Australia Firefighters Save the Only Wild Prehistoric Wollemi Pines on Earth

Culture

The exact location of the prehistoric trees saved by firefighters has been kept a secret to protect them from contamination. NSW Department of Planning, Industry and Environment / CC BY 4.0

It looks as if firefighters in Australia have succeeded in saving a secret grove of prehistoric trees belonging to a species that dates back to the time of the dinosaurs.


The Wollemi pines once grew widely across Australia from more than 100 to 60 million years ago, The Washington Post reported. But now less than 200 remain in the wild, in a national park 125 miles northwest of Sydney.

“It’s something like the Opera House of the natural world,” Richard Kingsford, director of the Center for Ecosystem Science at the University of New South Wales (NSW), told The Sydney Morning Herald. “Losing it would have added to the catastrophe we have seen elsewhere.”

Historic wildfires in Australia this spring and summer have killed at least 28 people and more than a billion animals. Heavy rainfall in the last 24 hours has brought some relief to the the hard-hit states of NSW and Victoria, CNN reported.

But during the worst of the crisis, the NSW government knew it had to protect the ancient trees growing in a ravine in Wollemi National Park, so the NSW National Parks and Wildlife Service (NPWS) firefighters and the NSW Rural Fire Service worked together to carry out an “unprecedented environmental protection mission,” NSW Environment Minister Matt Kean said in a statement Wednesday.

“Wollemi National Park is the only place in the world where these trees are found in the wild and, with less than 200 left, we knew we needed to do everything we could to save them,” he said.

Fire retardant was first dropped over the area from air tankers, and firefighters were lowered from helicopters into the ravine to set up an irrigation system.

Firefighters returned when the flames approached the grove to operate the irrigation system.

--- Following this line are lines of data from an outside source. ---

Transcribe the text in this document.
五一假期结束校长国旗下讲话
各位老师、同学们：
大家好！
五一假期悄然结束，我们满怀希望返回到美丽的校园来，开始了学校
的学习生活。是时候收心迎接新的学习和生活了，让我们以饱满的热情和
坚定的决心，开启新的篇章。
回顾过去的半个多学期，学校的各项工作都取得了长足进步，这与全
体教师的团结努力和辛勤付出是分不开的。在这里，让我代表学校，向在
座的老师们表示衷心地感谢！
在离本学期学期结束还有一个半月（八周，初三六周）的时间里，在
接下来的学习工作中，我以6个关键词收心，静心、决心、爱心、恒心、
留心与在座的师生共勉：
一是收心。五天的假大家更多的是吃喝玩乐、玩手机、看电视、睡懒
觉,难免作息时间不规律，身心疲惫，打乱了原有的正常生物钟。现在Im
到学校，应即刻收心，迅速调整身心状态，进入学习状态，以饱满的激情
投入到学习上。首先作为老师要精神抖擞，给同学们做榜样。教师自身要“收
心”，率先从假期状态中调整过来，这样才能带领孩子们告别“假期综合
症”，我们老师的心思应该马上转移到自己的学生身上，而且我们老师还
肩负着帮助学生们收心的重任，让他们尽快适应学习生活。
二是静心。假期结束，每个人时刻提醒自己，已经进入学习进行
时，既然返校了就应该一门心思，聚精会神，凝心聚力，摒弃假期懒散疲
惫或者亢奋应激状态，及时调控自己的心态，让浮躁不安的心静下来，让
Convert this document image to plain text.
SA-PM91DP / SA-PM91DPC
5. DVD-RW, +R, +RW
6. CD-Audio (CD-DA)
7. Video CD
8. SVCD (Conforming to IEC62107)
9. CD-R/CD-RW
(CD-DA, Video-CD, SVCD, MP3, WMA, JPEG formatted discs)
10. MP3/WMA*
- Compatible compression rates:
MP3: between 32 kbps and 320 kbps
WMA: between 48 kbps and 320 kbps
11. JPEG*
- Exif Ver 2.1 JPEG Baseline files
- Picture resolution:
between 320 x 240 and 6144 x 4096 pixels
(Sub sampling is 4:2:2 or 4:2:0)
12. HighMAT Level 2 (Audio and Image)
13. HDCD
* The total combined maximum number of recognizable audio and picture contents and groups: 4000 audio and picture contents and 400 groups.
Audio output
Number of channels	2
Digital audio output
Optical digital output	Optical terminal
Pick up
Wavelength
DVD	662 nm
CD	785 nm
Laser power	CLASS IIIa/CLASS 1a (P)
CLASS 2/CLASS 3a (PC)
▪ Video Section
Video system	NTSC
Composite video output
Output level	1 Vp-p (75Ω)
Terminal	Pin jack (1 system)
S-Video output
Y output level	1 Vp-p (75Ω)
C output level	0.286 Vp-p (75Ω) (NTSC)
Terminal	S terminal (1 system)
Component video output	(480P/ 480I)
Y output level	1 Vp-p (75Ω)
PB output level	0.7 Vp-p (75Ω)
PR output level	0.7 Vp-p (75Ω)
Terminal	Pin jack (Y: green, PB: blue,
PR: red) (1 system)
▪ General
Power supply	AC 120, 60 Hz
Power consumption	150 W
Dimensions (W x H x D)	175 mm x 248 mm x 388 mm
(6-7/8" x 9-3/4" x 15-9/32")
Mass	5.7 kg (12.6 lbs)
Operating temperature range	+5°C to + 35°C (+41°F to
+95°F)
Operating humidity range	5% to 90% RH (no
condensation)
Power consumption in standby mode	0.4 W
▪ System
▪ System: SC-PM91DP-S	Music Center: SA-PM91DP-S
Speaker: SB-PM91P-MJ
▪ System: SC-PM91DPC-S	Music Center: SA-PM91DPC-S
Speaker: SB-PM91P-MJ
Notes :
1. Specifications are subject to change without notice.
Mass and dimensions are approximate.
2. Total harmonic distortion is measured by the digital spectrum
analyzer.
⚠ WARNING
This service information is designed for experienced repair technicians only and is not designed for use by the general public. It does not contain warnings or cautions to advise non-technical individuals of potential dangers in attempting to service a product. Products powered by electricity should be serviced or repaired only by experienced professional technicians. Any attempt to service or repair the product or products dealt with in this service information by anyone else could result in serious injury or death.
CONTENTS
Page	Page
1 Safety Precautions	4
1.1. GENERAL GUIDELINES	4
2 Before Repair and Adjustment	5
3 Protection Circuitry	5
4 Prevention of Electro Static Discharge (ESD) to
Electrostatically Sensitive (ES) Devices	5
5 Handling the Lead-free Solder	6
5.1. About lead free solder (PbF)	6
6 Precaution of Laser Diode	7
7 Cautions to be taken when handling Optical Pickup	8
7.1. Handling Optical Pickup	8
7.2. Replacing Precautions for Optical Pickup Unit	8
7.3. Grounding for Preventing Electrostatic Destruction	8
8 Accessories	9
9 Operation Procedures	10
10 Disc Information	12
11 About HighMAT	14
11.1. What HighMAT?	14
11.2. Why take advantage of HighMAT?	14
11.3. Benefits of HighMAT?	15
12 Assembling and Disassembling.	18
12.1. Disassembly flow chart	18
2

Helicopters also dropped water on the edges of the fire to protect the trees, according to The Sydney Morning Herald.

Much of Wollemi National Park was destroyed by the Gospers Mountain fire, and, for four days towards the end of 2019, officials feared the trees might have been destroyed too.

“We just waited with bated breath,” Kean told The Sydney Morning Herald.

But when smoke cleared, it became clear that most of the trees had survived.

Wollemi pines aren’t actually pines, The Washington Post explained. They are in fact a type of conifer that has bubbly-looking bark and can grow to be 130 feet.

They were thought to be extinct until 1994, when David Noble, an officer with the New South Wales National Parks and Wildlife Service, discovered an unfamiliar tree species when rappelling in the park, NPR reported.

Noble did not know what he’d found, and the samples he brought back stumped biologists and botanists. It was only when he returned with scientists a month later that the mystery was solved.

“When the pines were discovered in 1994, you might as well have found a living dinosaur,” Kean told The Sydney Morning Herald.

Their exact location has been kept a secret since then to protect them from contamination, and the firefighters’ efforts to save them were kept similarly secret to protect their location.

Kean expressed hope that what Australian firefighters had done for the trees, Australia as a whole could do for the planet.

“We’ll always have bush fires in this country. There’s no doubt about that. But there’s no doubt also that the severity of this year’s bush fires is not like anything we’ve ever seen. And that’s due to climate change,” Kean told NPR. “There’s a huge opportunity for us to lead the way in terms of tackling climate change and help the rest of the world decarbonize. There’s no better country on the planet better placed to do that than Australia.”